Although it is well-known that the particle strength has a three-regime increment under the full range of strain rates, strain rate effects are rarely considered in the granular materials because of a lack of applicable theoretical or numerical methods. This paper proposes a rate-dependent hypoplastic model by developing a rate-dependent granular hardness to model the stress-strain relationships at different strain rates from quasi-static to extreme dynamic loading conditions. To accurately simulate the initial elastic response at the initial loading stage, a rate-dependent initial stiffness is incorporated.

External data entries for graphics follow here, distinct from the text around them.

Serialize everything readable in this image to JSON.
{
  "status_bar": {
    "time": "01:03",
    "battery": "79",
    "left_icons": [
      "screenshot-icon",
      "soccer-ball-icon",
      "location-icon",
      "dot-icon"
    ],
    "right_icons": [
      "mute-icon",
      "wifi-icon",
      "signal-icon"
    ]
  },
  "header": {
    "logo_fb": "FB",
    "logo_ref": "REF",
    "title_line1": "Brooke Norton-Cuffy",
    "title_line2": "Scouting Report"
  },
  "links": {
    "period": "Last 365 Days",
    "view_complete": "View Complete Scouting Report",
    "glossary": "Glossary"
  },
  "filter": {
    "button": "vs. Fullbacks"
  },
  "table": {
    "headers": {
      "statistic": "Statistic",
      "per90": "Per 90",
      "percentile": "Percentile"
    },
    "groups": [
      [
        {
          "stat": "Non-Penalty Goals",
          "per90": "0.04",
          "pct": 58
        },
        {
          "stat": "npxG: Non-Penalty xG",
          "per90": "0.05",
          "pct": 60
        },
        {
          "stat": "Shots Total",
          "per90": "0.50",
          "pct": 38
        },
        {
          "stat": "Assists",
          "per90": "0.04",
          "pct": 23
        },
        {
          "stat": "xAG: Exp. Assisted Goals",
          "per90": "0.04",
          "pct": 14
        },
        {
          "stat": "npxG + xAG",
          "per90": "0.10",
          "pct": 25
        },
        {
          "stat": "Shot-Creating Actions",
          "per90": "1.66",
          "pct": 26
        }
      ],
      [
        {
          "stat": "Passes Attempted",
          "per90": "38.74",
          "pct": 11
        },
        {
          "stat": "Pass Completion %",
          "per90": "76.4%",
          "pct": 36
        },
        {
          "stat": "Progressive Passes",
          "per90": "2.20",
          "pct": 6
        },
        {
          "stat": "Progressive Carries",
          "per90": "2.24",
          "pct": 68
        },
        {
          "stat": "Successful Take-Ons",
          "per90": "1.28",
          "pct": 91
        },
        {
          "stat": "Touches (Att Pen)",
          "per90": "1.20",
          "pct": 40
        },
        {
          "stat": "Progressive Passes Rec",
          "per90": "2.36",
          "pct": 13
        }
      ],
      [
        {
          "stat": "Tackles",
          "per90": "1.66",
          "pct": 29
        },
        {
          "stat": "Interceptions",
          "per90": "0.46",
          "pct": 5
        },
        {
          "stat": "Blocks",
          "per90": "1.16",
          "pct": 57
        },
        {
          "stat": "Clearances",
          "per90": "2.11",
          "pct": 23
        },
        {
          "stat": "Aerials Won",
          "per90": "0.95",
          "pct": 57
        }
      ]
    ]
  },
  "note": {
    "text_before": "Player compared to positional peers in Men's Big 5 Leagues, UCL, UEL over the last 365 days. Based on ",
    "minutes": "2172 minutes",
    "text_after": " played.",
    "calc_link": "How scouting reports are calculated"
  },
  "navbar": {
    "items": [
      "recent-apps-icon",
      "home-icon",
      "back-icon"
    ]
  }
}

The capability of the proposed model is validated by the triaxial compression tests with the strain rate of 2.08x10-5 s-1, a one-dimensional quasi-static test with a strain rate of 4.63x10-4 s-1 and two split Hopkinson pressure bar (SHPB) tests with strain rates of 4.60x102 and 1.00x103 s-1, demonstrating that a single set of parameters can accurately capture the compressive behavior under different strain rates across eight orders of magnitude. For practical engineering applications, the proposed rate-dependent hypoplastic model is implemented into ABAQUS through a vectorized user-defined material subroutine (VUMAT). Both the modified constitutive model and numerical method are used to simulate the underground explosion, validating the efficiency and accuracy in capturing the strain rate effects.